So a $100 Myer voucher from Amex Membership Rewards costs 15,000 points. Assuming Amex pay Myer $95 for the voucher, that's 0.633 cents per Amex MR point. I think it is fair to assume they will will be paying a similar amount for QF FF points transfers.
That's .02 cents per point. So that would mean a 80K FF flight to LAX pays Qantas $16,000 from the card provider. That's more revenue then a discounted cash flight so Qantas should welcome FF card converters with open arms.

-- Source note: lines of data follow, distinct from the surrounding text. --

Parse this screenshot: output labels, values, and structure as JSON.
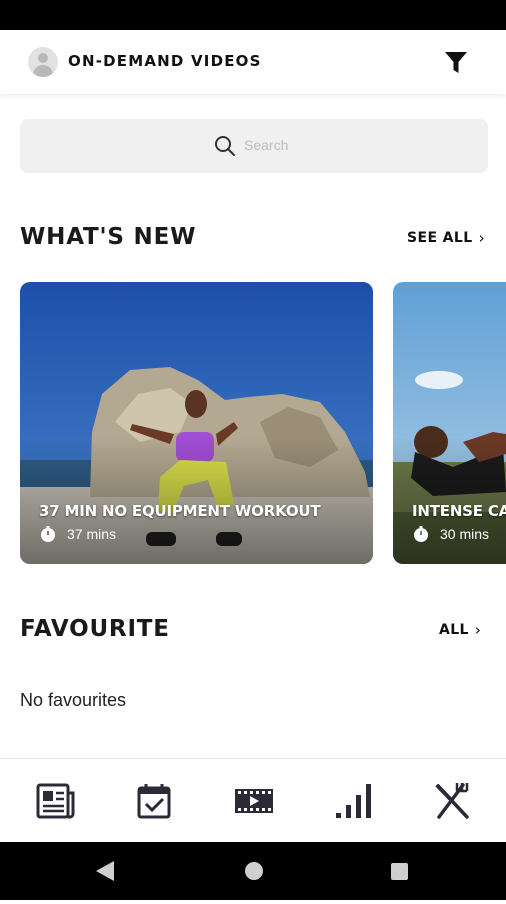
{
  "header": {
    "title": "ON-DEMAND VIDEOS",
    "avatar_icon": "user-avatar-icon",
    "filter_icon": "filter-icon"
  },
  "search": {
    "placeholder": "Search",
    "icon": "search-icon"
  },
  "whats_new": {
    "title": "WHAT'S NEW",
    "see_all_label": "SEE ALL",
    "cards": [
      {
        "title": "37 MIN NO EQUIPMENT WORKOUT",
        "duration": "37 mins"
      },
      {
        "title": "INTENSE CA",
        "duration": "30 mins"
      }
    ]
  },
  "favourite": {
    "title": "FAVOURITE",
    "all_label": "ALL",
    "empty_text": "No favourites"
  },
  "bottom_nav": {
    "items": [
      "news-icon",
      "calendar-check-icon",
      "video-icon",
      "stats-icon",
      "nutrition-icon"
    ]
  },
  "colors": {
    "accent": "#111111",
    "sky": "#2f63b3",
    "background": "#ffffff"
  }
}
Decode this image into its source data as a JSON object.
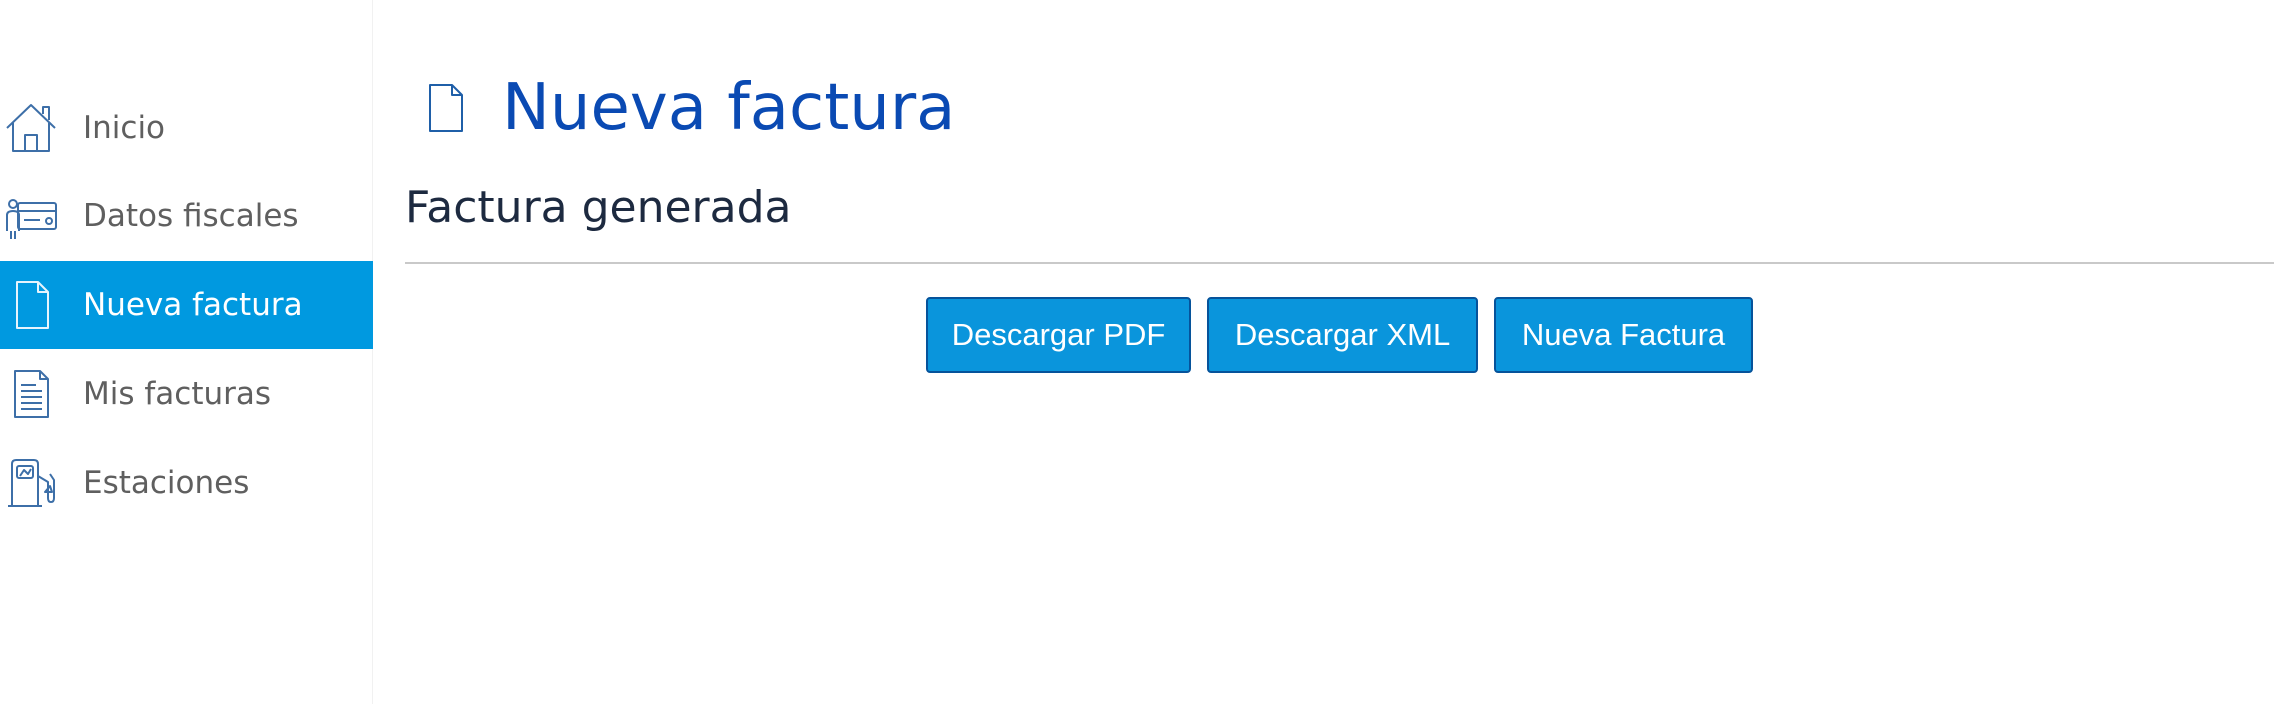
{
  "sidebar": {
    "items": [
      {
        "label": "Inicio",
        "icon": "house-icon"
      },
      {
        "label": "Datos fiscales",
        "icon": "id-card-icon"
      },
      {
        "label": "Nueva factura",
        "icon": "document-icon",
        "active": true
      },
      {
        "label": "Mis facturas",
        "icon": "document-lines-icon"
      },
      {
        "label": "Estaciones",
        "icon": "gas-pump-icon"
      }
    ]
  },
  "main": {
    "title": "Nueva factura",
    "title_icon": "document-icon",
    "section_title": "Factura generada",
    "buttons": {
      "pdf": "Descargar PDF",
      "xml": "Descargar XML",
      "nueva": "Nueva Factura"
    }
  },
  "colors": {
    "accent": "#0099e0",
    "title": "#0a4ab3",
    "button": "#0a95dc",
    "button_border": "#06539b",
    "icon_stroke": "#1f5fa8"
  }
}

As I understand it, all participants (or partners) of QFF program - whether they are banks, hotels, credit card providers, car hire companies etc - have to enter into an agreement with Qantas to pay Qantas so much per award point (so many cents in a dollar). This amount varies from partner to partner, depending on their bargaining position. Qantas does not allow the transfer of points for nothing. The point is that Qantas receives money from the partners but in turn it does not have to provide the service (ie FF seats) to the users (ie us). This is why when Ansett collapsed, Westpac claimed that it already paid Ansett for the provision of the FF seats so it was not liable to the FF members as such. It would be nice if the regulating authority, or the partners themselves, can somehow monitor how much money Qantas receives compared to how many actual FF seats actually offered. It is money for jams for Qantas.